Compute like Oil: GPU Futures Arrive on Wall Street
Intercontinental Exchange, the owner of the New York Stock Exchange, has announced its intention to launch a series of futures contracts on GPU compute, developed in collaboration with the startup Ornn. The announcement comes a week after a similar agreement signed by competitor CME Group with Silicon Data, marking the simultaneous entry of the two largest U.S. derivatives operators into the computing capacity market for artificial intelligence.
What Are ICE and Ornn Developing?
The contracts will be denominated in dollars and cash-settled, referencing the Ornn Compute Price Index (OCPI), which tracks spot prices traded in the GPU market for key types of hardware. The index currently covers Nvidia chips H100, H200, B200, and RTX 5090, with the possibility of extending to other models as the market develops. The launch is still subject to approval by U.S. regulatory authorities.
OCPI has an important methodological feature: it is built exclusively on actual executed transactions, not on surveys or indicative quotes, and is already distributed on the Bloomberg Terminal. It will become the benchmark rate for cleared GPU derivatives. Ornn presents itself as a financial infrastructure for the compute market and simultaneously operates its own exchange platform for risk transfer on computing capacity. According to the company, the first swap transaction on compute with cleared prices was executed in December 2025.
The Parallel Race of CME and Silicon Data
On May 12, CME Group, the largest derivatives market in the world, announced a parallel initiative in partnership with Silicon Data, a company specialized in GPU benchmarking and backed by Don Wilson's trading firm DRW. CME contracts will reference the Silicon Data H100 Rental Index, which tracks the hourly rental cost of chips used in AI training loads. The CME launch is also subject to regulatory approval, with activation expected by the end of 2026.
The close timing of the two announcements signals that the two main American operators now consider the institutional compute market to be mature. The historical parallel is the 1980s, when ICE Brent and CME WTI competed for the reference price of oil: the exchange that captures the most liquidity in the early months will likely set the industry benchmark.

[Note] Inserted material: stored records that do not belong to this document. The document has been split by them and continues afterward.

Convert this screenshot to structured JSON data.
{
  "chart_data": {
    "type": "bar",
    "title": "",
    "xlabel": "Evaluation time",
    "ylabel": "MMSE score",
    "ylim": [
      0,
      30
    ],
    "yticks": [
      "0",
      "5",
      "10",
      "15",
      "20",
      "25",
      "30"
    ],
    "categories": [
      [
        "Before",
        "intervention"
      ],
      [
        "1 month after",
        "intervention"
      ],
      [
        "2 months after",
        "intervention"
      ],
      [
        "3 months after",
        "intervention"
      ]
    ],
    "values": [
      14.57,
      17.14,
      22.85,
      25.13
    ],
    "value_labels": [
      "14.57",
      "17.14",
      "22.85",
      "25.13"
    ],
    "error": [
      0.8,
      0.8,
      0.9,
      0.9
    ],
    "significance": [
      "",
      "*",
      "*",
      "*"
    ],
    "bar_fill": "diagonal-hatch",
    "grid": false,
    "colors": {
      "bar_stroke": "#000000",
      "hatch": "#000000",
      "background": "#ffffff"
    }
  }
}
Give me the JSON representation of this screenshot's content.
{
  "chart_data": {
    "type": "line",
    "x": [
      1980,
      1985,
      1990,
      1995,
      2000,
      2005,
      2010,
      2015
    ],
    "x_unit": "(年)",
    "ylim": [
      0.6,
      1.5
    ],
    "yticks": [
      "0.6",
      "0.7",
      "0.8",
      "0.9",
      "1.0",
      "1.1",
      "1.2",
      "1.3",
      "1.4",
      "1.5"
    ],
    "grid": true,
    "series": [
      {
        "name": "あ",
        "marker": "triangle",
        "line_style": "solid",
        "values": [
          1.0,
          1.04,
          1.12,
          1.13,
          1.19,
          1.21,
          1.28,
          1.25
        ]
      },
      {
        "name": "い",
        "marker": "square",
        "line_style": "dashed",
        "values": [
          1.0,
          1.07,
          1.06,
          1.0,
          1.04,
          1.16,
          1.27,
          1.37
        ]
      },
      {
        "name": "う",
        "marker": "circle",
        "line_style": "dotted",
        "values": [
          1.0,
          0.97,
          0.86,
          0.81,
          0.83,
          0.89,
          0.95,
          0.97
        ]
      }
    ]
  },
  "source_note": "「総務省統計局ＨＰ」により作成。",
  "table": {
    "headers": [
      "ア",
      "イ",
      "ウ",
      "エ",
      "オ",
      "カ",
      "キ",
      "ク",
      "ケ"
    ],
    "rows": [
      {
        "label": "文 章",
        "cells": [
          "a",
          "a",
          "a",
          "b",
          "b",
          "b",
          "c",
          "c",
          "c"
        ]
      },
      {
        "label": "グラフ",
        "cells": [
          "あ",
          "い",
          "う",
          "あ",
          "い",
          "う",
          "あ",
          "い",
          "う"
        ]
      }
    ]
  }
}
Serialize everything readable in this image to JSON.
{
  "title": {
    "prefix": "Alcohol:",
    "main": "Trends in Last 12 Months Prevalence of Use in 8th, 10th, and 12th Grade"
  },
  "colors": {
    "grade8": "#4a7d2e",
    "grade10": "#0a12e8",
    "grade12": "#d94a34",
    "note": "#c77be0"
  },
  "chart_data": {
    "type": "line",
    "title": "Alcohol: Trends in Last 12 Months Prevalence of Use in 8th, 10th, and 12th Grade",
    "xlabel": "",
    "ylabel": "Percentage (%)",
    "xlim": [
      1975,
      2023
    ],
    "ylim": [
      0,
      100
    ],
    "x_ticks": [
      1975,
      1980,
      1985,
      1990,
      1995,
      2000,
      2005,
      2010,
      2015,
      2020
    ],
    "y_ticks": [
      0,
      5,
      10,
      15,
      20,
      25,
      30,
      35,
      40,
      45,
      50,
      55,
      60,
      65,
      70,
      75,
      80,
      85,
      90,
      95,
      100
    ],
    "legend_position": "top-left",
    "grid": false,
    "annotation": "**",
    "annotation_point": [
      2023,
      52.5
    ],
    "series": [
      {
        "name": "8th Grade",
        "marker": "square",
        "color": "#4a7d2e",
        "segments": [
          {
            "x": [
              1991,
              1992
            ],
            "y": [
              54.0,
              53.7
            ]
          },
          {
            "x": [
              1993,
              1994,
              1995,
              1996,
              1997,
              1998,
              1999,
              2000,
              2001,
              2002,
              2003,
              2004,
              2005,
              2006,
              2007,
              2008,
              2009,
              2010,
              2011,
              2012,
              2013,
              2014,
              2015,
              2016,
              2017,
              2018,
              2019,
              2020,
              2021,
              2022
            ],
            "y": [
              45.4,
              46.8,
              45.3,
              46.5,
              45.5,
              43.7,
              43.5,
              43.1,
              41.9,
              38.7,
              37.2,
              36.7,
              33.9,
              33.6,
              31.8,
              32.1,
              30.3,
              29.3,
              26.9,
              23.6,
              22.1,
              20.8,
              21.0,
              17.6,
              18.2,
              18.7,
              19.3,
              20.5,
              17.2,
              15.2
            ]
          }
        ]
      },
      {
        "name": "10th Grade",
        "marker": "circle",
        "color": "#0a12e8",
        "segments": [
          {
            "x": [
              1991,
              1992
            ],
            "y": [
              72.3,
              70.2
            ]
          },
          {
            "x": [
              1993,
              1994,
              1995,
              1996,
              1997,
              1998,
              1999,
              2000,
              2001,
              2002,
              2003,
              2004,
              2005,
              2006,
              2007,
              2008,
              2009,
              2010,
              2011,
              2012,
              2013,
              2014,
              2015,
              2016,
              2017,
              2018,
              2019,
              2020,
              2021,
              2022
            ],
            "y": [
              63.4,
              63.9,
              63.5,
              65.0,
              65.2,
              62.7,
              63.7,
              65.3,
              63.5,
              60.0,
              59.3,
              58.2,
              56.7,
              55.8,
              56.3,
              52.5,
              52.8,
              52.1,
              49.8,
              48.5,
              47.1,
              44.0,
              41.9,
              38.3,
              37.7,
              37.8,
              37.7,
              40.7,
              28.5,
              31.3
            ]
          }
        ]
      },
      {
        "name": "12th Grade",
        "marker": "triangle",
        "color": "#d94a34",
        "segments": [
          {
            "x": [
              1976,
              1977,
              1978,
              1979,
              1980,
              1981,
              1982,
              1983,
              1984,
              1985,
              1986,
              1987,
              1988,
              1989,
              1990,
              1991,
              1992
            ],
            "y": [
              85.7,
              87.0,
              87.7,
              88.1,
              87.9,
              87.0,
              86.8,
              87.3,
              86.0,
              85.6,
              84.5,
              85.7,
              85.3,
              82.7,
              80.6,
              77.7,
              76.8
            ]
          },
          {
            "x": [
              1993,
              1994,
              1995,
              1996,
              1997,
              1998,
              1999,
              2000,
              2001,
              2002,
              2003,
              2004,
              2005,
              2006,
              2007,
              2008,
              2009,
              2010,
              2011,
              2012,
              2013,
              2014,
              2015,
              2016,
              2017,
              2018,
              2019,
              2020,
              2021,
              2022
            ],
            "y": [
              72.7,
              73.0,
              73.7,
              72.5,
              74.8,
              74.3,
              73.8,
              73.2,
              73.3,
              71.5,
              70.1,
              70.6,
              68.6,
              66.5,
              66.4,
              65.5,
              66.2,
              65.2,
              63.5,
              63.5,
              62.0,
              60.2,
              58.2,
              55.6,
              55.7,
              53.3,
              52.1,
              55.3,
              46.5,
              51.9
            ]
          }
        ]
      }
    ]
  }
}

Competition is not limited to the two giants. In January, Architect Financial Technologies launched perpetual futures traded on GPU and RAM through the AX platform, also using Ornn data, and the prediction market Kalshi has long offered bets on Nvidia compute prices. However, ICE and CME bring something that the new entrants lack: deep institutional liquidity, regulatory credibility, and the clearing infrastructure that large GPU-as-a-Service providers will require.
Compute as a Flow Commodity and Asian Settlement
The design of the contracts faces a challenge that traditional commodities do not have. Unlike oil, which can be stored in tanks, computing capacity is what traders call a flow commodity: it is consumed in real-time and cannot be accumulated. A futures contract settled on the price on the expiration day, as is the case for ICE Brent, would not reflect the actual economic exposure of those renting GPUs.
The Ornn contracts therefore adopt an Asian settlement mechanism: the final price is calculated based on the average of the daily index values over the entire duration of the contract, rather than on the price of a single day. This is the same mechanism used for electricity futures, which is also non-storable. For an AI company planning a thirty-day training cycle, the payoff thus replicates the actual average cost incurred.
The volatility that the market seeks to cover is significant. The spot rental price of Nvidia Blackwell chips, according to the Ornn index cited by the primary source, rose by 48% between mid-February and mid-April 2026, jumping from $2.75 to $4.08 per GPU-hour. For those financing a data center or planning a training budget in the tens of millions of dollars, fluctuations of this magnitude radically alter the economic balance of the project.
The actual launch of both projects remains conditional on the approval of U.S. regulatory authorities. CME has indicated a target activation date by the end of 2026; ICE has not communicated a specific timeline.